Who Does UVa’s Alumni Association Serve?

by James A. Bacon

As the anti-Vietnam War protests were peaking in May 1970, board members of the University of Virginia Alumni Association were alarmed by student unrest at their alma mater. They took the unprecedented step of sending a telegram to the parents of every undergraduate student and urged them to speak to their sons (almost all UVa students then were male) and call upon them to “act thoughtfully and responsibly.” The language couldn’t have been milder, but it prompted a backlash against the alumni association that lingers to this day.

The current edition of Virginia, the alumni association magazine, devotes eight full pages to the episode. Other articles dwell on the travails of UVa’s first Black students, the administration’s response to the COVID epidemic, and the activities of two committees: one to reassess names and memorials on the grounds, and one to craft a statement on free speech and expression.

Any one of these topics is a legitimate subject of inquiry. The Vietnam war was a tumultuous time. The first Blacks at UVa did encounter hardships. COVID policy is a pressing concern. And other universities are reviewing names and memorials. What’s the big deal if UVa does, too?

It’s a big deal because there’s no balance. The alumni magazine addresses the preoccupations of alumni with left-of-center political beliefs and ignores the concerns of conservative alumni. The Alumni Association had better take care. It may not be blasting out Western Union telegrams, but it is sending messages in its print and online publications that could create a backlash.

To many alumni, the single-most pressing issue on colleges campuses today is the suppression of free thought and expression by a left-wing cancel culture. Yet the University of Virginia Alumni Association would rather write about controversies that occurred 50 years ago than address the very real threats today — even when given the perfect opportunity to do so.

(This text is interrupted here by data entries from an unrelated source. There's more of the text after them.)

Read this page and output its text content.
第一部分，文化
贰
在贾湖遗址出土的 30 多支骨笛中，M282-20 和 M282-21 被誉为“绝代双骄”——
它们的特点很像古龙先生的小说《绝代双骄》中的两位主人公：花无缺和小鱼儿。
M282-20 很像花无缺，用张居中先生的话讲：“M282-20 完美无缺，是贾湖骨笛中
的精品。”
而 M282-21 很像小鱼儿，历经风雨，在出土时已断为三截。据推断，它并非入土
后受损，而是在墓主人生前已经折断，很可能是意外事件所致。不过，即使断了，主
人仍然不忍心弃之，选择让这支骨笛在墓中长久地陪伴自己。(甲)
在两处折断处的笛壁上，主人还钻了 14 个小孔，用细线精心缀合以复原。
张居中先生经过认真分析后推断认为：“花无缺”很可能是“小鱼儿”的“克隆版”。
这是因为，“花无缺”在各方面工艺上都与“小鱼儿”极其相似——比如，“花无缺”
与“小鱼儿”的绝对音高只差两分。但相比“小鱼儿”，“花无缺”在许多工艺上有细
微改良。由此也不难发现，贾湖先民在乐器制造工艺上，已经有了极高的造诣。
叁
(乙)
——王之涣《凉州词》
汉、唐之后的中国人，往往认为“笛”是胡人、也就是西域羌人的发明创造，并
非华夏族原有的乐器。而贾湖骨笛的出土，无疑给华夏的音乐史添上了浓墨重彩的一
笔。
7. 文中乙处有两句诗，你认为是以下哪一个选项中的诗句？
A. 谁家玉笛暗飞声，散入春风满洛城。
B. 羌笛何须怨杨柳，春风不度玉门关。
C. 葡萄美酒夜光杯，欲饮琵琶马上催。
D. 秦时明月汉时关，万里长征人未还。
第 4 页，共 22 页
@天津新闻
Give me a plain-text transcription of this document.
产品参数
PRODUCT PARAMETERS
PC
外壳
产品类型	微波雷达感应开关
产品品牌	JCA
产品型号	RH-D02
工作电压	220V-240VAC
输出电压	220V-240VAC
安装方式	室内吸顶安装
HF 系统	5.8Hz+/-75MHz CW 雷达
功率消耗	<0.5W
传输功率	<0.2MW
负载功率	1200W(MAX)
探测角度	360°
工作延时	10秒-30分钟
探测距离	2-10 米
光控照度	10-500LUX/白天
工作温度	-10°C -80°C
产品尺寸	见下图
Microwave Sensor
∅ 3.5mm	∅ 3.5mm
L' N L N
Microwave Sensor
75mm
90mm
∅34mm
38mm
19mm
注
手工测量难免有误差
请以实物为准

The Virginia article about the two committees devoted a half page to the committee dedicated to free speech and expression. The one free-speech issue specifically alluded to was the infamous F*** UVA sign that a Lawn resident posted on her door, which the Ryan administration refused to remove on free-speech grounds. One would think that the issues raised by the case — balancing the student’s right to free expression versus the university’s obligation to enforce contractual terms of her Lawn residency and preserve the dignity of a World Heritage site — might prove of interest to a broad alumni audience. But the magazine editor evidently did not see it that way.

The article also mentioned in passing that “a group of critics” called for the university to reaffirm the important of diversity of thought, but the author evidently saw no need to explore the thinking of these critics, much less to cite the extensive committee testimony by faculty and students regarding UVa’s culture of intolerance. The only controversy the author deemed worth of mention was whether UVa should adopt the so-called Chicago Principles or fashion its own statement.

President Ryan has a vast public relations apparatus — print, online and video — at his disposal to disseminate his views and build his cult of personality. UVA Today is no more than a house organ. The Cavalier Daily, the student newspaper, is independent of the administration but is edited and reported by students who share a world view that is, if anything, to the left of the Ryan team. One would hope that the alumni association at least might adopt embrace a broader perspective and give voice views reflective of its constituency.

Sadly, the UVa alumni association has resolutely ignored the concerns of conservative alumni. As far as I can tell, the association carries out only few functions: convening alumni reunions and events, operating as a fund-raising adjunct to the university’s development department, writing rah-rah articles about Wahoo students and alumni, and cheerleading the initiatives of Ryan and the Board of Visitors.

I would suggest that UVa’s alumni association, like alumni associations across the country, are a big part of the problem with higher education today. Having allowed themselves to be co-opted by college administrators, they don’t speak truth to power. They are tools of those in power. Whatever the wisdom or folly of the alumni board members who sent out that 1970 telegram, at least they stood for something.

Jim Bacon is vice president-communications for The Jefferson Council. He does NOT speak for the organization in this post. The views expressed here are entirely his own.